Joint MR: throw a spanner in the negative gears

11 March 2016

Media Releases 2016

Joint Media Release from Sustainable Population Australia (SPA) and Economic Reform Australia (ERA)

Australia needs to be part of a global economic transition away from the pursuit of endless growth, and away from a world where those with capital and short-term interests call all the shots, according to Sustainable Population Australia (SPA) and Economic Reform Australia (ERA).

Sandra Kanck, national president of SPA, says negative gearing is an example of blinkers being applied to our economic thinking. ‘Negative gearing favours the already well off at the expense of the general public and has no place in a sustainable economy’.

‘It benefits only those with spare capital, and thus contributes to a growing inequality gap. It’s not your average ‘mums and dads’ scheme at all – the majority of the investors are in the top 10% income bracket.  Negative gearing actively supports the outrageous proposition that housing prices will go on rising forever.

‘There is absolutely no reason the public purse should be funding this at all, let alone to the tune of billions of dollars.
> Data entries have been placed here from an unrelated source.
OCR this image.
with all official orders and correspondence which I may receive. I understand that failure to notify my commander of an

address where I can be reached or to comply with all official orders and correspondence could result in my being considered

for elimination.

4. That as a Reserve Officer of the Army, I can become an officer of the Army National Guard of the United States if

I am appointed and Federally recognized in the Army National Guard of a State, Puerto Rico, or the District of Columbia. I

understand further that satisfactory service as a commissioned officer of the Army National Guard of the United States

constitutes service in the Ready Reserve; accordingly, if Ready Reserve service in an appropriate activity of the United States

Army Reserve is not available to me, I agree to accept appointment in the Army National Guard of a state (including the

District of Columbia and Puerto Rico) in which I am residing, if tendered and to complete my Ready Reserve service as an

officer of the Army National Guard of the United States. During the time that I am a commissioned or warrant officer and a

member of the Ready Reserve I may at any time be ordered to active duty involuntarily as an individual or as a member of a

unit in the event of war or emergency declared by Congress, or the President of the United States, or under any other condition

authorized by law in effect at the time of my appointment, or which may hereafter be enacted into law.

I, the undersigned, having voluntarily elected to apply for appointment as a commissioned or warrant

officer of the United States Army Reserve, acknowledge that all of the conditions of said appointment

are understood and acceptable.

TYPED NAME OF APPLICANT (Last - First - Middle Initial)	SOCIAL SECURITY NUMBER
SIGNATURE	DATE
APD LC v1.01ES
Negative gearing is a Ponzi scheme that is clearly counter to the interests of young people trying to buy their own homes’, says Ms Kanck.

National secretary of ERA, Dr John Hermann, agrees: ‘We have an out-of-control financial system which has spectacularly redistributed wealth and income to the already wealthy 10 percent who play the housing market and are rewarded for doing so’.

The greed displayed by the world’s mega-banks, says ERA, ‘ has contributed to ongoing instability in the world’s markets and the world’s banking systems, to a corrupted political system, to a negation of democracy, to an unhealthy environment, and to a range of social problems’.

‘Negative gearing is a product of a monumentally misguided and unjust capital-takes-all ideology that took root in our public institutions in the early 1980s’, says Ms Kanck. ‘Government is now unable or unwilling to look at the big picture and long-term effect of public economic policy upon our society’.

‘The extraordinary inequality of a world where 62 individuals own the same amount of wealth as the bottom 42% of the world’s population is simply not sustainable’, says Dr Hermann.  ‘US billionaire Warren Buffet has said we’re in a class war, one that his elite class is winning’.

‘We need a big spanner in the negative gears. We need to transition to a sustainable economy and society but as long as vested interests continue to game the system – unhindered or even assisted by their collaborators in government – this cannot happen’.